Structurele exploitatieruimte
De structurele exploitatieruimte wordt bepaald door de omvang van onze incidentele baten en lasten. In de eerste twee jaren van deze MPB is dit kengetal positief, vanaf 2026 is dit kengetal vooralsnog negatief. Dit wordt veroorzaakt door het feit dat de begroting in de jaren 2026 en 2027 niet sluitend is.
Belastingcapaciteit
Onze belastingcapaciteit is de verhouding tussen lokale woonlasten meerpersoonshuishoudens (peiljaar 2023) ten opzichte van de landelijk gemiddelde woonlasten (peiljaar 2023). Deze zijn gebaseerd op berekeningen van Coelo. In de berekening van Coelo zijn de woonlasten in Apeldoorn in 2023 een stuk lager dan de gemiddelde woonlasten en komt het percentage uit op 90%. Dit komt door de eenmalige belastingkorting van € 100 in 2023. Omdat deze belastingkorting eenmalig is, is in de tabel voor de toekomstige jaren uitgegaan van de woonlasten exclusief de korting.
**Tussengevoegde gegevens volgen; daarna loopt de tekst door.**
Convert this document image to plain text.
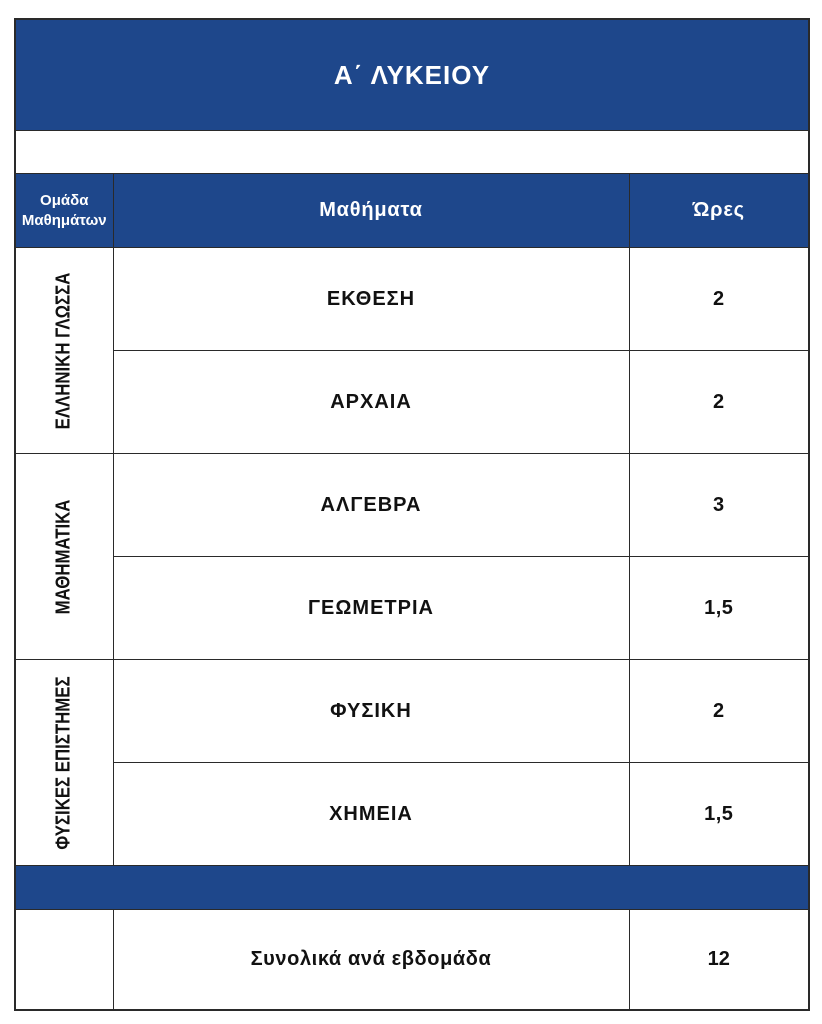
Α΄ ΛΥΚΕΙΟΥ		

Ομάδα
Μαθημάτων	Μαθήματα	Ώρες

ΕΛΛΗΝΙΚΗ ΓΛΩΣΣΑ	ΕΚΘΕΣΗ	2
	ΑΡΧΑΙΑ	2

ΜΑΘΗΜΑΤΙΚΑ	ΑΛΓΕΒΡΑ	3
	ΓΕΩΜΕΤΡΙΑ	1,5

ΦΥΣΙΚΕΣ ΕΠΙΣΤΗΜΕΣ	ΦΥΣΙΚΗ	2
	ΧΗΜΕΙΑ	1,5

	Συνολικά ανά εβδομάδα	12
De gemiddelde woonlasten zijn dan iets hoger dan het landelijk gemiddelde, wat resulteert in een belastingcapaciteit van 100,95%.
Weerstandsratio
Voor de berekening van de weerstandsratio wordt de beschikbare weerstandscapaciteit gedeeld door de benodigde weerstandscapaciteit. Bij de jaarrekening 2022 was de financiële buffer van de gemeente ruim 4 keer zo groot als het berekende risicobedrag waar we tegen aan zouden kunnen lopen. In de Kadernota Reserves en Voorzieningen 2023-2026 is vastgesteld dat de weerstandsratio minimaal 1,7 moet zijn. De ambities uit deze begroting resulteren in een dalende weerstandsratio die op ongeveer 1,8 uitkomt.
Eigen vermogen
Met de ambities die wij hebben, zal een deel van het eigen vermogen de komende jaren "geïnvesteerd" worden in de stad en daarmee afnemen richting € 184 miljoen.
Kapitaallastenratio
De kapitaallastenratio wordt berekend door het totaal van rente- en afschrijvingslasten met betrekking tot investeringen af te zetten tegen de totale lasten (excl. stortingen aan reserves). De kapitaallastenratio zegt iets over de mate van flexibiliteit van de begroting. Investeringen drukken door de kapitaallasten als last op de begroting, waardoor de flexibiliteit van de begroting afneemt. Er geldt geen wettelijke of andere norm voor deze ratio. Er is op dit moment geen zinvolle signaleringswaarde voor dit kengetal te bepalen op basis van literatuur of de praktijk van andere gemeenten. De informatiewaarde zit vooral in de ontwikkeling van de kapitaallastenratio over de tijd.